New faculty for Stress Response Modeling excellence center
Two faculty positions are now open for application within the excellence center “Stress Response Modeling at IceLab”. IceLab seeks candidates who combine quantitative and computational literacy with domain-specific knowledge in plant physiology or ecology and environmental sciences.
IceLab (Integrated Science Lab) was successful in the recent Swedish Research Council’s excellence initiative and is now establishing a new Center for Modeling Adaptive Mechanisms in Living Systems under Stress. The center, which also uses the short name Stress Response Modeling at IceLab, is headed by Martin Rosvall together with Åke Brännström, Sebastian Diehl, Maria Fällman, Åsa Strand, Eric Libby, Ludvig Lizana and Kemal Avican.

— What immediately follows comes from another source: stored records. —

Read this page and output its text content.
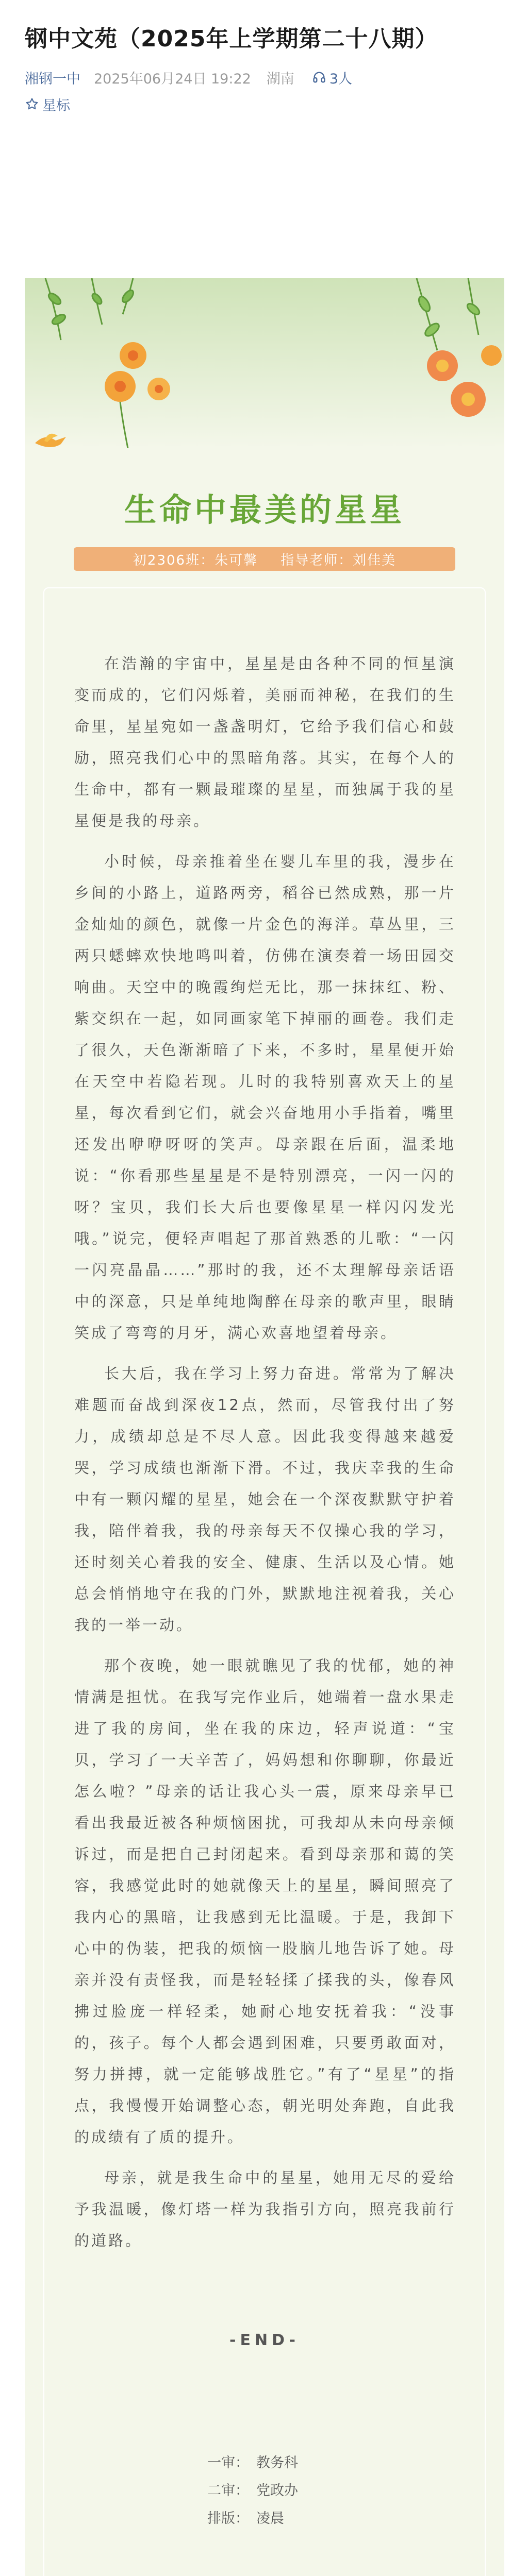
钢中文苑（2025年上学期第二十八期）
湘钢一中 2025年06月24日 19:22 湖南	3人
星标
生命中最美的星星
初2306班：朱可馨 指导老师：刘佳美

在浩瀚的宇宙中，星星是由各种不同的恒星演变而成的，它们闪烁着，美丽而神秘，在我们的生命里，星星宛如一盏盏明灯，它给予我们信心和鼓励，照亮我们心中的黑暗角落。其实，在每个人的生命中，都有一颗最璀璨的星星，而独属于我的星星便是我的母亲。

小时候，母亲推着坐在婴儿车里的我，漫步在乡间的小路上，道路两旁，稻谷已然成熟，那一片金灿灿的颜色，就像一片金色的海洋。草丛里，三两只蟋蟀欢快地鸣叫着，仿佛在演奏着一场田园交响曲。天空中的晚霞绚烂无比，那一抹抹红、粉、紫交织在一起，如同画家笔下掉丽的画卷。我们走了很久，天色渐渐暗了下来，不多时，星星便开始在天空中若隐若现。儿时的我特别喜欢天上的星星，每次看到它们，就会兴奋地用小手指着，嘴里还发出咿咿呀呀的笑声。母亲跟在后面，温柔地说：“你看那些星星是不是特别漂亮，一闪一闪的呀？宝贝，我们长大后也要像星星一样闪闪发光哦。”说完，便轻声唱起了那首熟悉的儿歌：“一闪一闪亮晶晶……”那时的我，还不太理解母亲话语中的深意，只是单纯地陶醉在母亲的歌声里，眼睛笑成了弯弯的月牙，满心欢喜地望着母亲。

长大后，我在学习上努力奋进。常常为了解决难题而奋战到深夜12点，然而，尽管我付出了努力，成绩却总是不尽人意。因此我变得越来越爱哭，学习成绩也渐渐下滑。不过，我庆幸我的生命中有一颗闪耀的星星，她会在一个深夜默默守护着我，陪伴着我，我的母亲每天不仅操心我的学习，还时刻关心着我的安全、健康、生活以及心情。她总会悄悄地守在我的门外，默默地注视着我，关心我的一举一动。

那个夜晚，她一眼就瞧见了我的忧郁，她的神情满是担忧。在我写完作业后，她端着一盘水果走进了我的房间，坐在我的床边，轻声说道：“宝贝，学习了一天辛苦了，妈妈想和你聊聊，你最近怎么啦？”母亲的话让我心头一震，原来母亲早已看出我最近被各种烦恼困扰，可我却从未向母亲倾诉过，而是把自己封闭起来。看到母亲那和蔼的笑容，我感觉此时的她就像天上的星星，瞬间照亮了我内心的黑暗，让我感到无比温暖。于是，我卸下心中的伪装，把我的烦恼一股脑儿地告诉了她。母亲并没有责怪我，而是轻轻揉了揉我的头，像春风拂过脸庞一样轻柔，她耐心地安抚着我：“没事的，孩子。每个人都会遇到困难，只要勇敢面对，努力拼搏，就一定能够战胜它。”有了“星星”的指点，我慢慢开始调整心态，朝光明处奔跑，自此我的成绩有了质的提升。

母亲，就是我生命中的星星，她用无尽的爱给予我温暖，像灯塔一样为我指引方向，照亮我前行的道路。

-END-
一审： 教务科
二审： 党政办
排版： 凌晨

These new faculty recruitments will join the new excellence center and have a key role in carrying forward research under the center’s theme, as well as participating in the establishment of a graduate research school and other activities connected to modeling stress responses in living systems.
Martin Rosvall outlines the research gaps the current recruitment addresses by asking,“How do plants exposed to drought or other stressors handle it? When an ecological system faces anthropogenic pressures such as climate change, habitat degradation or pollution, how does it respond? We seek to strengthen the competencies within IceLab to help uncover common mechanisms underlying these responses, with new faculty who look beyond plant biology or ecology and can integrate their expertise within IceLab, where experiments, network models and process-based dynamic models all feed the research.”
The two faculty positions are at different career stages and connected to other departments and research centers at the university, in addition to IceLab. The first position is a tenure-track assistant professorship within the Department of Ecology and Environmental Sciences that broadly seeks researchers with experience of conducting ecological research including computational methods. The candidate will contribute to teaching in topics such as statistics, dynamical modeling or network approaches at the department.
Sebastian Diehl expands on the nature of this recruitment: “Many ecosystems are under stress from human-induced environmental changes. Addressing the consequences of these changes requires a dynamical systems perspective, because complex feedback processes make it impossible to predict ecosystem responses based on reasoning along simple, linear cause-effect chains. The center offers a platform for the integration of empirical knowledge with system-oriented modeling. The new position will strengthen that expertise at our department and increase interactions with the stimulating environment at IceLab.”
The second faculty position is for an associate professor at the Department of Plant Physiology and Umeå Plant Science Centre (UPSC). This new associate professor will lead a research group in modeling plant stress responses and will generate synergies between IceLab and UPSC, in addition to furthering the research and activities of the new IceLab excellence center.
Åsa Strand further expands on the benefits of this recruitment: “We see great opportunities here for novel and innovative systems biology projects where we can combine our expertise in plant biology at UPSC with mathematical modeling to describe plant development and growth as dynamic processes responding to the environment. Biophysical and dynamical modeling has a natural connection to the UPSC research environment, and we envision modeling activities both related to bioinformatics as well as more direct modeling of dynamical processes in cellular environments. These recruitments and the Center of Excellence in general will generate an important addition in competence and constitute a new and essential infrastructure for UPSC together with IceLab.”
What sets these recruitments apart from other faculty recruitments?
According to Sebastian Diehl, “One of the innovative strengths of the new center is that it connects scientists working across multiple levels of organization – from cells to ecosystems. We hope that researchers from different disciplines will inspire each other to identify commonalities (and differences!) in the regulation of stress responses in different types of biological systems.”
Åsa Strand highlights an additional benefit to Umeå University more generally by adding, “We anticipate that this approach to research, but also the resources and knowledge base developed within this Center of Excellence will provide positive stimulus to many different research environments at Umeå University.”
Both faculty positions offer start-up packages and interesting opportunities to join excellent and collaborative research environments within Umeå University.